Заседатель задремал, когда под окном зазвенел пронзительный бабий крик.
"Что за чорт?" - подумал Кумсков, вскочив. Подошел к окну и невольно отшатнулся: тесный двор Леденцовых был запружен толпой женщин. Они злобно размахивали кулаками, визгливо кричали.
Осторожно приоткрылась дверь, старая лавочница испуганно прошептала:
- Ксенофонт Ильич… там бабы, солдатки… Вас требуют…
Заседатель пристегнул дрожащими руками шашку и револьвер, вышел на крыльцо.
Горланившая толпа женщин - в ней редкими пятнами терялись шинели приехавших на поправку солдат и казаков - с силой навалилась на крыльцо. Сердитые красные лица разом обернулись к заседателю. Маринка - она была впереди всех - оглушила его тонким отчаянным криком:
- Господин заседатель! Чего же это делается, а? Докуда над нами будут измываться?
- В чем дело? - держась за кобуру, спросил Кумсков.
- Порядок надо навесть, вот в чем дело!
Бабы снова нажали на крыльцо. Затрещал точеный балясик.
Кумсков попятился. Овладев собой, он все же громко крикнул:
- Молчать! Говори ты, чего надо? - ткнул заседатель пальцем в Маринку.
Маринка, чувствовавшая храбрость, когда кричали все, вдруг оробела перед внезапной тишиной, перед упорным взглядом холодных глаз заседателя.
- Ваша благородия, разве мы… чего зря… - заговорила она, путаясь от смущения и негодования. - Мы разве виноваты, что наши мужья на фронте? Они, бедные, в окопах там сражаются, а нас тут забижают. Разве так полагается?
Маринка оглянулась, точно желая убедиться, что товарищи не покинут ее, и уже смелее добавила:
- Нынче поехала я с Лушкой Ченцовой да Федорой Карнауховой в Песчанку сетки зарубить, а он налетел, все забрал…
- Кто он? - нетерпеливо поморщился Кумсков.
- Да он, пихрец. А разве мы в запретном рыбалили? Заступись, ваша благородия! Нехай отдадут нам сетки, - застрекотали бабы, заглушая и перебивая друг друга.
Не стерпела и Федора, выступила вперед, помахала кулаком перед самым носом заседателя:
- А у меня мужа пихрецы убили за что? Сетки один раз забрали и другой - за чего? А я вдова. Никого у меня нету. Самой приходится рыбалить и тем кормиться. Чем же мне теперь жить?

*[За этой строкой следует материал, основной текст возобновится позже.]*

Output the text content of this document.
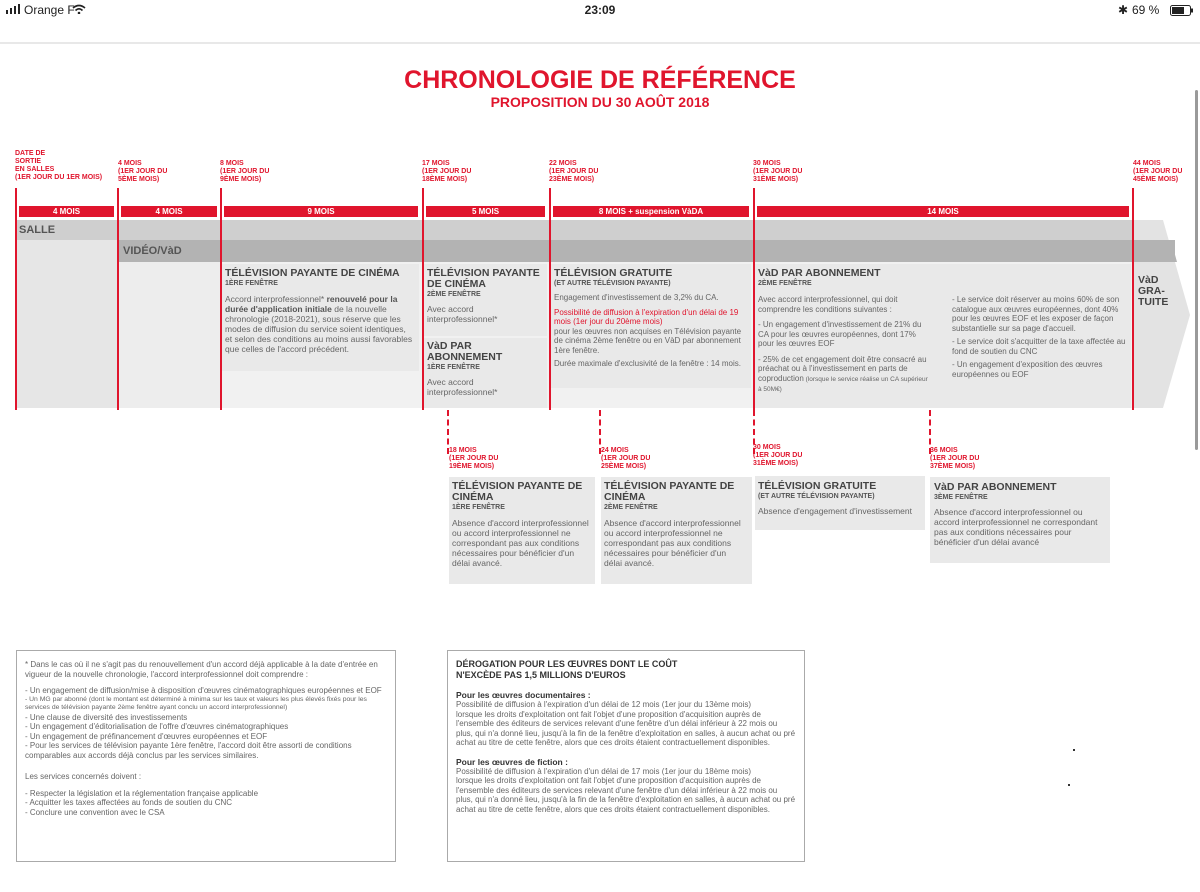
Orange F	23:09	✱ 69 %
CHRONOLOGIE DE RÉFÉRENCE
PROPOSITION DU 30 AOÛT 2018
DATE DE
SORTIE
EN SALLES
(1ER JOUR DU 1ER MOIS)
4 MOIS
(1ER JOUR DU
5ÈME MOIS)
8 MOIS
(1ER JOUR DU
9ÈME MOIS)
17 MOIS
(1ER JOUR DU
18ÈME MOIS)
22 MOIS
(1ER JOUR DU
23ÈME MOIS)
30 MOIS
(1ER JOUR DU
31ÈME MOIS)
44 MOIS
(1ER JOUR DU
45ÈME MOIS)
SALLE
VIDÉO/VàD
4 MOIS	4 MOIS	9 MOIS	5 MOIS	8 MOIS + suspension VàDA	14 MOIS
TÉLÉVISION PAYANTE DE CINÉMA
1ÈRE FENÊTRE
Accord interprofessionnel* renouvelé pour la durée d'application initiale de la nouvelle chronologie (2018-2021), sous réserve que les modes de diffusion du service soient identiques, et selon des conditions au moins aussi favorables que celles de l'accord précédent.
TÉLÉVISION PAYANTE DE CINÉMA
2ÈME FENÊTRE
Avec accord interprofessionnel*
VàD PAR ABONNEMENT
1ÈRE FENÊTRE
Avec accord interprofessionnel*
TÉLÉVISION GRATUITE
(ET AUTRE TÉLÉVISION PAYANTE)
Engagement d'investissement de 3,2% du CA.
Possibilité de diffusion à l'expiration d'un délai de 19 mois (1er jour du 20ème mois)
pour les œuvres non acquises en Télévision payante de cinéma 2ème fenêtre ou en VàD par abonnement 1ère fenêtre.
Durée maximale d'exclusivité de la fenêtre : 14 mois.
VàD PAR ABONNEMENT
2ÈME FENÊTRE
Avec accord interprofessionnel, qui doit comprendre les conditions suivantes :
- Un engagement d'investissement de 21% du CA pour les œuvres européennes, dont 17% pour les œuvres EOF
- 25% de cet engagement doit être consacré au préachat ou à l'investissement en parts de coproduction (lorsque le service réalise un CA supérieur à 50M€)
- Le service doit réserver au moins 60% de son catalogue aux œuvres européennes, dont 40% pour les œuvres EOF et les exposer de façon substantielle sur sa page d'accueil.
- Le service doit s'acquitter de la taxe affectée au fond de soutien du CNC
- Un engagement d'exposition des œuvres européennes ou EOF
VàD GRA-TUITE
18 MOIS
(1ER JOUR DU
19ÈME MOIS)
TÉLÉVISION PAYANTE DE CINÉMA
1ÈRE FENÊTRE
Absence d'accord interprofessionnel ou accord interprofessionnel ne correspondant pas aux conditions nécessaires pour bénéficier d'un délai avancé.
24 MOIS
(1ER JOUR DU
25ÈME MOIS)
TÉLÉVISION PAYANTE DE CINÉMA
2ÈME FENÊTRE
Absence d'accord interprofessionnel ou accord interprofessionnel ne correspondant pas aux conditions nécessaires pour bénéficier d'un délai avancé.
30 MOIS
(1ER JOUR DU
31ÈME MOIS)
TÉLÉVISION GRATUITE
(ET AUTRE TÉLÉVISION PAYANTE)
Absence d'engagement d'investissement
36 MOIS
(1ER JOUR DU
37ÈME MOIS)
VàD PAR ABONNEMENT
3ÈME FENÊTRE
Absence d'accord interprofessionnel ou accord interprofessionnel ne correspondant pas aux conditions nécessaires pour bénéficier d'un délai avancé
* Dans le cas où il ne s'agit pas du renouvellement d'un accord déjà applicable à la date d'entrée en vigueur de la nouvelle chronologie, l'accord interprofessionnel doit comprendre :
- Un engagement de diffusion/mise à disposition d'œuvres cinématographiques européennes et EOF
- Un MG par abonné (dont le montant est déterminé à minima sur les taux et valeurs les plus élevés fixés pour les services de télévision payante 2ème fenêtre ayant conclu un accord interprofessionnel)
- Une clause de diversité des investissements
- Un engagement d'éditorialisation de l'offre d'œuvres cinématographiques
- Un engagement de préfinancement d'œuvres européennes et EOF
- Pour les services de télévision payante 1ère fenêtre, l'accord doit être assorti de conditions comparables aux accords déjà conclus par les services similaires.
Les services concernés doivent :
- Respecter la législation et la réglementation française applicable
- Acquitter les taxes affectées au fonds de soutien du CNC
- Conclure une convention avec le CSA
DÉROGATION POUR LES ŒUVRES DONT LE COÛT N'EXCÈDE PAS 1,5 MILLIONS D'EUROS
Pour les œuvres documentaires :
Possibilité de diffusion à l'expiration d'un délai de 12 mois (1er jour du 13ème mois)
lorsque les droits d'exploitation ont fait l'objet d'une proposition d'acquisition auprès de l'ensemble des éditeurs de services relevant d'une fenêtre d'un délai inférieur à 22 mois ou plus, qui n'a donné lieu, jusqu'à la fin de la fenêtre d'exploitation en salles, à aucun achat ou pré achat au titre de cette fenêtre, alors que ces droits étaient contractuellement disponibles.
Pour les œuvres de fiction :
Possibilité de diffusion à l'expiration d'un délai de 17 mois (1er jour du 18ème mois)
lorsque les droits d'exploitation ont fait l'objet d'une proposition d'acquisition auprès de l'ensemble des éditeurs de services relevant d'une fenêtre d'un délai inférieur à 22 mois ou plus, qui n'a donné lieu, jusqu'à la fin de la fenêtre d'exploitation en salles, à aucun achat ou pré achat au titre de cette fenêtre, alors que ces droits étaient contractuellement disponibles.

Заседатель пристальным взглядом уставился на Федору. Лицо этой угрюмой женщины показалось ему знакомым.
- Как твоя фамилия, баба? - спросил он.
- Карнаухова… - еле слышно ответила та.
- Это твой сын на каторге?
- Мой, - негромко, почти одними губами, вымолвила Федора, но среди тишины ее услышали все.
- Как же ты смеешь просить?! - багровея, закричал заседатель. - Ка-ак ты смеешь? Скажи, милая, спасибо, что я сейчас не заберу тебя да не посажу. Ступай домой да не показывайся мне на глаза. Живо!
Федора попятилась в толпу.
В это время из самой гущи ее, оттуда, где стояли Панфил Шкоркин и Илья Спиридонов протиснулся высокий казак в помятой шинели, с георгиевским крестом на полосатой замусоленной ленточке.
Он остановился у самого крылечного карниза, быстрым жестом поправил на забинтованной грязным госпитальным бинтом голове фуражку.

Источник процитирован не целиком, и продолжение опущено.